Connect each front panel wire to the specific motherboard front panel pins individually. Make sure you connect them to the right location, but orientation of these connectors doesn't matter. This is where the needlenose pliers come in handy unless you have nimble (and tiny) fingers. Why this isn't a universally standard keyed block connector by now is beyond me.
We need some kind of video output to see if our computer can boot, so let's install a video card. Scott's not a hardcore gamer, so I went for something midrange, a set of two NVIDIA 8600GTS cards. They're an excellent blend of performance and the latest DX10 and high-definition features, while using relatively little power.
Don't forget to connect the 6-pin video card power connector if your video card requires it! This is a common mistake that I've made more than once.
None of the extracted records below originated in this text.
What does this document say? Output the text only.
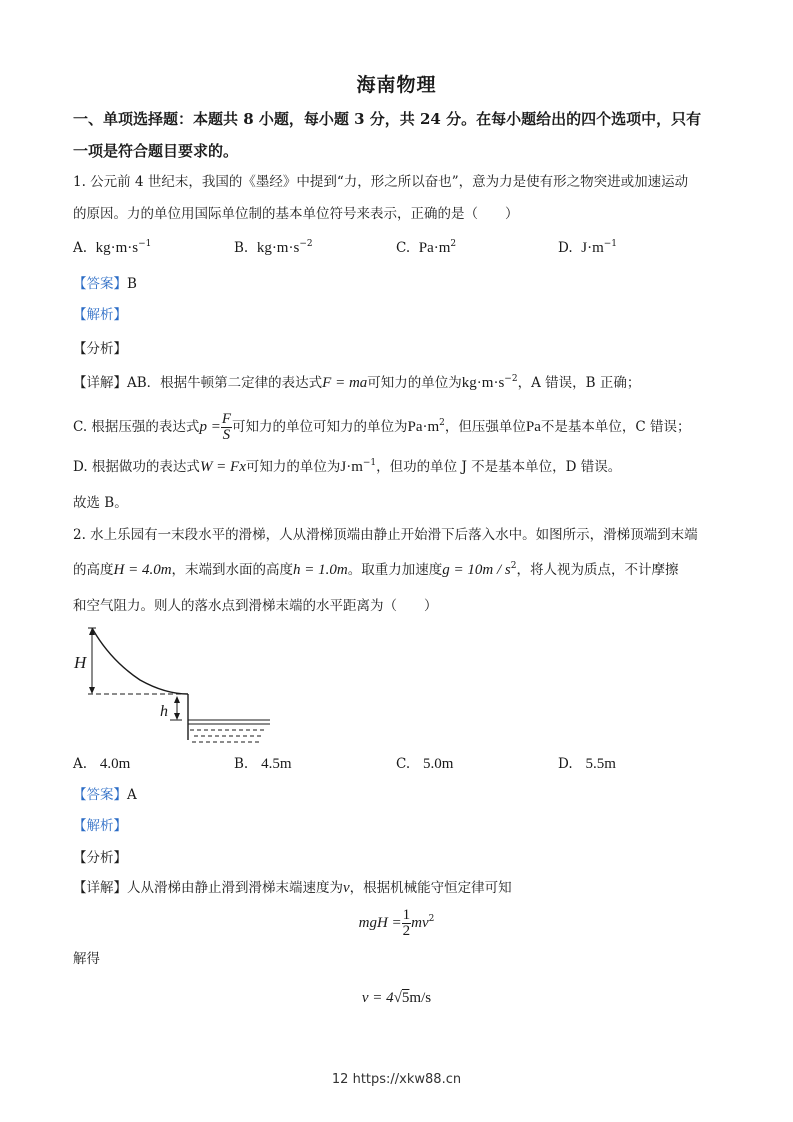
海南物理
一、单项选择题：本题共 8 小题，每小题 3 分，共 24 分。在每小题给出的四个选项中，只有
一项是符合题目要求的。
1. 公元前 4 世纪末，我国的《墨经》中提到“力，形之所以奋也”，意为力是使有形之物突进或加速运动
的原因。力的单位用国际单位制的基本单位符号来表示，正确的是（　　）
A. $kg\cdot m\cdot s^{-1}$	B. $kg\cdot m\cdot s^{-2}$	C. $Pa\cdot m^2$	D. $J\cdot m^{-1}$
【答案】B
【解析】
【分析】
【详解】AB．根据牛顿第二定律的表达式F = ma可知力的单位为$kg\cdot m\cdot s^{-2}$，A 错误，B 正确；
C. 根据压强的表达式$p = \frac{F}{S}$ 可知力的单位可知力的单位为$Pa\cdot m^2$，但压强单位Pa不是基本单位，C 错误；
D. 根据做功的表达式W = Fx可知力的单位为$J\cdot m^{-1}$，但功的单位 J 不是基本单位，D 错误。
故选 B。
2. 水上乐园有一末段水平的滑梯，人从滑梯顶端由静止开始滑下后落入水中。如图所示，滑梯顶端到末端
的高度H = 4.0m，末端到水面的高度h = 1.0m。取重力加速度$g = 10m / s^2$，将人视为质点，不计摩擦
和空气阻力。则人的落水点到滑梯末端的水平距离为（　　）
H
h
A. 4.0m	B. 4.5m	C. 5.0m	D. 5.5m
【答案】A
【解析】
【分析】
【详解】人从滑梯由静止滑到滑梯末端速度为v，根据机械能守恒定律可知
mgH = $\frac{1}{2} mv^2$
解得
v = 4√5m/s
12 https://xkw88.cn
Our power supply has modular connectors, so I snapped in one of the two 6-pin power connectors and threaded it up to the video card.
We're ready for the moment of truth: does it boot? I attached a power cord to the power supply, hooked up a utility 15" LCD I keep around for testing, and then pressed the power button.
Success! I know "reboot and select proper boot device" doesn't look like much, but it means everything is working. We've just built a minimal PC that boots up. It's a small step that we'll build on tomorrow.
Getting this system from a pile of parts to bootable state took about two hours. Like I promised -- easy! Writing it up is taking almost as long as actually doing it. This was a slow build for me because I was extra cautious with Scott's parts, and I was stopping to take frequent pictures. With some practice, it's possible to build a PC much more quickly-- even in under ten minutes.